Настоящая публикация — корпус из 22 писем, где 21 принадлежит перу Георгия Владимировича Иванова и одно И.В. Одоевцевой, адресованы эмигранту «второй волны» Владимиру Федоровичу Маркову. Письма дополняют уже известные эпистолярные подборки относительно быта и творчества русских литераторов заграницей.Также в письмах последних лет жизни «первого поэта русской эмиграции» его молодому «заокеанскому» респонденту присутствуют малоизвестные факты биографии Георгия Иванова, как дореволюционного, так и эмигрантского периода его жизни и творчества.
Полное собрание писем Антона Павловича Чехова в двенадцати томах - первое научное издание литературного наследия великого русского писателя. Оно ставит перед собой задачу дать с исчерпывающей полнотой все, созданное Чеховым. При этом основные тексты произведений сопровождаются публикацией ранних редакций и вариантов. Серия сочинений представлена в восемнадцати томах. Письма Чехова представляют собой одно из самых значительных эпистолярных собраний в литературном наследии русских классиков. Всего сохранилось около 4400 писем, написанных в течение 29 лет - с 1875 по 1904 год.
В книге рассказывается история главного героя, который сталкивается с различными проблемами и препятствиями на протяжении всего своего путешествия. По пути он встречает множество второстепенных персонажей, которые играют важные роли в истории. Благодаря опыту главного героя книга исследует такие темы, как любовь, потеря, надежда и стойкость. По мере того, как главный герой преодолевает свои трудности, он усваивает ценные уроки жизни и растет как личность.
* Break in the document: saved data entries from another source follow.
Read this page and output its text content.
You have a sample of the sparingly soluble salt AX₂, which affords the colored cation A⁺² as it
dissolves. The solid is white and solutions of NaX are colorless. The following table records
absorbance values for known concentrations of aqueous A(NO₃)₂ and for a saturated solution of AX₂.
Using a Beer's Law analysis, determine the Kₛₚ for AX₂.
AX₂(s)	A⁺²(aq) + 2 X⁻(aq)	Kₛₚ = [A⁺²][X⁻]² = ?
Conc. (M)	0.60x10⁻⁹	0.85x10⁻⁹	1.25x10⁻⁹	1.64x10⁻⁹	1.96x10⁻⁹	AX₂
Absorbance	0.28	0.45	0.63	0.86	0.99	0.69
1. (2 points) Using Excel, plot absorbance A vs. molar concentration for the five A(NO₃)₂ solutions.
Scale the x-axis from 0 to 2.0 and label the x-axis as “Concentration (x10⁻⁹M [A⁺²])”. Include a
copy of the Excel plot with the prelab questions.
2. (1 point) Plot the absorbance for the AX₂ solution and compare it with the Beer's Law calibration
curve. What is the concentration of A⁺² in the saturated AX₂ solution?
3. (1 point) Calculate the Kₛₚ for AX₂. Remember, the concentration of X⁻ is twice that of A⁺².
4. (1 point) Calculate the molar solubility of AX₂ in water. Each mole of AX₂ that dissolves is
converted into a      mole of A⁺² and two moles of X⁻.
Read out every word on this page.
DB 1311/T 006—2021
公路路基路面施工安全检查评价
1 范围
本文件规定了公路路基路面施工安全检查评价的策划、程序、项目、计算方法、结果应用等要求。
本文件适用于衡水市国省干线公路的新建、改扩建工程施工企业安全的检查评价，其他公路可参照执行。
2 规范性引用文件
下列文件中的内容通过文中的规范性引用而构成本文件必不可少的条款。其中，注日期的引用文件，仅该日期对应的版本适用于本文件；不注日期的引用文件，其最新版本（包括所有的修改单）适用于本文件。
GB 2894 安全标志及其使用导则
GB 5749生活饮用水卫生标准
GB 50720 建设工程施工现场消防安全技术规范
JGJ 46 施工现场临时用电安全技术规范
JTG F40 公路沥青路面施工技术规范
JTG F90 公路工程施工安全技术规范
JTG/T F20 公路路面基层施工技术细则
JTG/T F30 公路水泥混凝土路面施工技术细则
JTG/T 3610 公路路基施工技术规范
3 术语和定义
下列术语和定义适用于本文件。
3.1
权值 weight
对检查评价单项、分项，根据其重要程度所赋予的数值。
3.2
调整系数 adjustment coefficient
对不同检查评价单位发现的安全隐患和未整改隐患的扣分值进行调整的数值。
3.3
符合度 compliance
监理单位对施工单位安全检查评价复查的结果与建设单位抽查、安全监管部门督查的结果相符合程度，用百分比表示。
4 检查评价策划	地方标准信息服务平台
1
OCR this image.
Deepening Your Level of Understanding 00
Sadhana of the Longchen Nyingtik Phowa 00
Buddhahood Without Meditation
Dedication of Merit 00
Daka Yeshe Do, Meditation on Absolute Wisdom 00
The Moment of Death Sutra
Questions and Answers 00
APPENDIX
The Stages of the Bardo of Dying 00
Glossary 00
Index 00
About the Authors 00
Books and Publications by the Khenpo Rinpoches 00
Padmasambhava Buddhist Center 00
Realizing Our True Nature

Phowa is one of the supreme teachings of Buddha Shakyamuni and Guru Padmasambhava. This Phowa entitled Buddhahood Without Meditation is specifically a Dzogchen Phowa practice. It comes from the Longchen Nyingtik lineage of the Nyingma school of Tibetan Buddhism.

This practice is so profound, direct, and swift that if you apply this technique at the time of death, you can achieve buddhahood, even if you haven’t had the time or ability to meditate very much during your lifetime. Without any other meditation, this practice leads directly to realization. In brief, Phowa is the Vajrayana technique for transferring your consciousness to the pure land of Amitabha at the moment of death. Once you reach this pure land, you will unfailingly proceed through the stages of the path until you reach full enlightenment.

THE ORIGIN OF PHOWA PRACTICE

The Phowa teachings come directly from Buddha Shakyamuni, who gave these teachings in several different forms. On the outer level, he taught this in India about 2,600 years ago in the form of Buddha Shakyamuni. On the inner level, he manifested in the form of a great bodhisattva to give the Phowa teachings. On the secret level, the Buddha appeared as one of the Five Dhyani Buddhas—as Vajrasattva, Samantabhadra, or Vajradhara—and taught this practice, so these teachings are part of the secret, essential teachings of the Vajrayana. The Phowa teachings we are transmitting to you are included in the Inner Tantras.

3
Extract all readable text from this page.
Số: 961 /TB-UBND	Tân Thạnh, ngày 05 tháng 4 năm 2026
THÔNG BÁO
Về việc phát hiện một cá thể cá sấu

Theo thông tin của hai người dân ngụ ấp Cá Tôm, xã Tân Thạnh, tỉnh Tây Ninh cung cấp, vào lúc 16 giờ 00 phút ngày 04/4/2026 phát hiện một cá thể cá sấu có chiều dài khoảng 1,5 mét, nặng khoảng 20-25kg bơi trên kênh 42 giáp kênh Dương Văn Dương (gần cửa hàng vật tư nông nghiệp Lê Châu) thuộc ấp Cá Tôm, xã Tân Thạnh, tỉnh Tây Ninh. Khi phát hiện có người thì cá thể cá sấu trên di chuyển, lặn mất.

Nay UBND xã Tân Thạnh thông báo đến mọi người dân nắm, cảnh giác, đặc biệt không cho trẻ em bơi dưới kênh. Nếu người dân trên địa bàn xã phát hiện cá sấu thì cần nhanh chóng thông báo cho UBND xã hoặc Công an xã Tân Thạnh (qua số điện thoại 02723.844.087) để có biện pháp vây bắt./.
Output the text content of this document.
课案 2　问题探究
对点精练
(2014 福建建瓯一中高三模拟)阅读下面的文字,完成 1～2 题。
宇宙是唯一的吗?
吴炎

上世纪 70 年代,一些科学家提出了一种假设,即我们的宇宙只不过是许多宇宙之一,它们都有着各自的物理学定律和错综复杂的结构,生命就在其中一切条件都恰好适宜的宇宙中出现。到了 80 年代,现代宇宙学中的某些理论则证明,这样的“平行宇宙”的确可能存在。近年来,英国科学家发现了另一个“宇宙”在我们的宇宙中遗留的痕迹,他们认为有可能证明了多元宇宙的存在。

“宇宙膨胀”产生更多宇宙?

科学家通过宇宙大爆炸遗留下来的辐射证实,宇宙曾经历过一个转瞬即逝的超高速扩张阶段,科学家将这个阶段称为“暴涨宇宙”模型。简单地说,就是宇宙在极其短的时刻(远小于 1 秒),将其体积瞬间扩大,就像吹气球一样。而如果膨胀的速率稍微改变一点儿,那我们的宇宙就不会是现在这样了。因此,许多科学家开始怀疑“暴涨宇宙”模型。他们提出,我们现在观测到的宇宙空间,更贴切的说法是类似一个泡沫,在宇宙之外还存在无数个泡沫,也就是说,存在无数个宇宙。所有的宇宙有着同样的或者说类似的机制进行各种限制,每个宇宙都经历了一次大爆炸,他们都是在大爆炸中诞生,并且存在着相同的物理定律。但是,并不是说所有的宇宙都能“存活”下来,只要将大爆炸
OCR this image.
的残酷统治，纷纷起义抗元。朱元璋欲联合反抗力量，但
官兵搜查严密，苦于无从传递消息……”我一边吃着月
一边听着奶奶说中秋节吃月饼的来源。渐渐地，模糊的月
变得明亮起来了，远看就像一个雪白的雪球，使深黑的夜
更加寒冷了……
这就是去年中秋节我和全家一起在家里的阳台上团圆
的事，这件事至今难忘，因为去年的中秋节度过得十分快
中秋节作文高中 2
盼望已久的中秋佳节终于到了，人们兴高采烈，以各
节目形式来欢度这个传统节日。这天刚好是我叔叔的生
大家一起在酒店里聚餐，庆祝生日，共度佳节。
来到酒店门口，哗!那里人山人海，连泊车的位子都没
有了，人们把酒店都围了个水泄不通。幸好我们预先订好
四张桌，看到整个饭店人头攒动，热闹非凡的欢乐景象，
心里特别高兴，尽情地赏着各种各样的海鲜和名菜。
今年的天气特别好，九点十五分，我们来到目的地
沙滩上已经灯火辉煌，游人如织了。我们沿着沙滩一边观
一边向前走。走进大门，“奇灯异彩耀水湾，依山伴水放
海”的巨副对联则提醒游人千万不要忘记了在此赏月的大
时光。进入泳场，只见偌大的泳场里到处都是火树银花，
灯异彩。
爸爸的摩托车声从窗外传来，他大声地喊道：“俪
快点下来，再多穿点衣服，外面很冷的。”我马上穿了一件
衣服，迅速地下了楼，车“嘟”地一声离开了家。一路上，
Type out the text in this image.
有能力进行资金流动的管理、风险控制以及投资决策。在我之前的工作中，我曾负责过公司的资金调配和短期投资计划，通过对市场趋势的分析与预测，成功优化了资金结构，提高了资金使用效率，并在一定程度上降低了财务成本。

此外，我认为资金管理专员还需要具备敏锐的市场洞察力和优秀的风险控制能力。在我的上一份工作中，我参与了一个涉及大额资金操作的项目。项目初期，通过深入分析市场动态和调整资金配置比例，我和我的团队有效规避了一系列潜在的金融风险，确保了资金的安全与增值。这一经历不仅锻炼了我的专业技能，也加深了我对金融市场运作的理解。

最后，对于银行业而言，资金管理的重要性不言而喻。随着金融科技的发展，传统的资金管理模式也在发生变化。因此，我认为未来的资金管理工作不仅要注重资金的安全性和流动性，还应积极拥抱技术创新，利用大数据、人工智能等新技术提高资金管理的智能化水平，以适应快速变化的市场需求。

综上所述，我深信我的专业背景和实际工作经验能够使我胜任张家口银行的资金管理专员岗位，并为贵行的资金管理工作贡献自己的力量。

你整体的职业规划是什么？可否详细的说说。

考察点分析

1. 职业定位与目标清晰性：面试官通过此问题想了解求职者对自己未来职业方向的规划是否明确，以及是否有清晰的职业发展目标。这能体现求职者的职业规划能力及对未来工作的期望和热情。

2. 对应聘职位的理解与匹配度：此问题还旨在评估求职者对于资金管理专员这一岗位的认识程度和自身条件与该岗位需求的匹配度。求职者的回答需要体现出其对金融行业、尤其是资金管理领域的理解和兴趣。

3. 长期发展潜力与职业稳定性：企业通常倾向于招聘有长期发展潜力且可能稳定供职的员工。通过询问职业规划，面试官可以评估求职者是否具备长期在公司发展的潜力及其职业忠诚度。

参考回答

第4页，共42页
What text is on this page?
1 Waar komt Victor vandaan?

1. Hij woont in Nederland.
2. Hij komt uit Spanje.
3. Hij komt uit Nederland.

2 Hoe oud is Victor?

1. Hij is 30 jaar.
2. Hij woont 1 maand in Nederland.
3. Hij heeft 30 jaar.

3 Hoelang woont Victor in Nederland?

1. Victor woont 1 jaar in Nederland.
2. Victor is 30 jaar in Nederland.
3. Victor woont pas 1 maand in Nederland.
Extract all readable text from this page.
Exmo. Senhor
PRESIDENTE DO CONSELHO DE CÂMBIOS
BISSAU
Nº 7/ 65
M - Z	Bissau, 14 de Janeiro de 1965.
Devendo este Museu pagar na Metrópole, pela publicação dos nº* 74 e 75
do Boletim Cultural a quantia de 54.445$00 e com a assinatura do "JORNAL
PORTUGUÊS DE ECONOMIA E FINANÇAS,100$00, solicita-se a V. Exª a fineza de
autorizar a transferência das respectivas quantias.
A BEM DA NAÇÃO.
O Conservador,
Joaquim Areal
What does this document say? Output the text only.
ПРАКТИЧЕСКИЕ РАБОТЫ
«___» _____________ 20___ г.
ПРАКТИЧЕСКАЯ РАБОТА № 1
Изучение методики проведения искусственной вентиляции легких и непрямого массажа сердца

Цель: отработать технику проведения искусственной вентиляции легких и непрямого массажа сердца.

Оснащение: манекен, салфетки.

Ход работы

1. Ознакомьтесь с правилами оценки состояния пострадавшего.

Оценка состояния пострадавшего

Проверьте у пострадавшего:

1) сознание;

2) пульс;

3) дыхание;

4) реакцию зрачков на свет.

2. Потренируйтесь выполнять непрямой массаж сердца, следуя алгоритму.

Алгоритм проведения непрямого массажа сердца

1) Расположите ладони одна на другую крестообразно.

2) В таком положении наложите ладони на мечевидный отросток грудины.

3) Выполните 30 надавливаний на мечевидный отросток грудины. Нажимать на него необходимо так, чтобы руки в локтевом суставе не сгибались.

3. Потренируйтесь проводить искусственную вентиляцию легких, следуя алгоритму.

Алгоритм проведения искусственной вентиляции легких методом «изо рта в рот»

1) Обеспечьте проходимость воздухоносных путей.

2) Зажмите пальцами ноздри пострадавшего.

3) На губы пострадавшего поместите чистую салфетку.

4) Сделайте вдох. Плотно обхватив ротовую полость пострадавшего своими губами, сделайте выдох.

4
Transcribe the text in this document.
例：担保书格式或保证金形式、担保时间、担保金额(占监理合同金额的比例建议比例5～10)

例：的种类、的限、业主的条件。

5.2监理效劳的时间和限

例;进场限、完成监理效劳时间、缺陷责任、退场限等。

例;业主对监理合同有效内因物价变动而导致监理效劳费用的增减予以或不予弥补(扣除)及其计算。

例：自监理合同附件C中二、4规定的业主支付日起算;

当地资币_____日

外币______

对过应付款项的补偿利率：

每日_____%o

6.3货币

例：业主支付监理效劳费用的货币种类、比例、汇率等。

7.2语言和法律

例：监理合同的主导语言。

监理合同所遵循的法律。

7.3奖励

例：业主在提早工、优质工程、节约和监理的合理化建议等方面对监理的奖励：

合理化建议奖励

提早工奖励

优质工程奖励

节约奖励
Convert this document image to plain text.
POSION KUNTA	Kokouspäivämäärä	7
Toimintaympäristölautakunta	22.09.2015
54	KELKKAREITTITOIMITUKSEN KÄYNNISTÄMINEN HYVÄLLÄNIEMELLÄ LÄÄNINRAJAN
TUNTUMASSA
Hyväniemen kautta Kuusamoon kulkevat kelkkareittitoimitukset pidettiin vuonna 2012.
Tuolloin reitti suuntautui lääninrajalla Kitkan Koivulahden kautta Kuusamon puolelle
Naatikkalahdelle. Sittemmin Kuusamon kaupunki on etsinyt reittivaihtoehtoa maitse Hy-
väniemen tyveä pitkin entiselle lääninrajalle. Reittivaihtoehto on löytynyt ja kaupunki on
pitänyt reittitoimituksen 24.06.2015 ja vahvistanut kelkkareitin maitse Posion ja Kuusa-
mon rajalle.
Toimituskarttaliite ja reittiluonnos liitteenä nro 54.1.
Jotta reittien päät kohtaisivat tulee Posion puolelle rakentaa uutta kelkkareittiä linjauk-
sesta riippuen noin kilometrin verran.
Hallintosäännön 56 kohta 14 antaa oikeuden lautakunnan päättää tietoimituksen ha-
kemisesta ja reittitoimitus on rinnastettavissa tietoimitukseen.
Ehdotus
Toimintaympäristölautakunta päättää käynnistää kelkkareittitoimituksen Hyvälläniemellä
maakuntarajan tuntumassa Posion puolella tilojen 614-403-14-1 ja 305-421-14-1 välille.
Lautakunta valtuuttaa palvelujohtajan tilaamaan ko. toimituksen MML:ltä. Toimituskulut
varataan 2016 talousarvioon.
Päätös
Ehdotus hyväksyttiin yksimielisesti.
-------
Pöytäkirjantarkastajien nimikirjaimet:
В книге рассказывается история главного героя, который сталкивается с различными проблемами и препятствиями на протяжении всего своего путешествия. По пути он встречает множество второстепенных персонажей, которые играют важные роли в истории. Благодаря опыту главного героя книга исследует такие темы, как любовь, потеря, надежда и стойкость. По мере того, как главный герой преодолевает свои трудности, он усваивает ценные уроки жизни и растет как личность.
В книге рассказывается история главного героя, который сталкивается с различными проблемами и препятствиями на протяжении всего своего путешествия. По пути он встречает множество второстепенных персонажей, которые играют важные роли в истории. Благодаря опыту главного героя книга исследует такие темы, как любовь, потеря, надежда и стойкость. По мере того, как главный герой преодолевает свои трудности, он усваивает ценные уроки жизни и растет как личность.
В книге рассказывается история главного героя, который сталкивается с различными проблемами и препятствиями на протяжении всего своего путешествия. По пути он встречает множество второстепенных персонажей, которые играют важные роли в истории. Благодаря опыту главного героя книга исследует такие темы, как любовь, потеря, надежда и стойкость. По мере того, как главный герой преодолевает свои трудности, он усваивает ценные уроки жизни и растет как личность.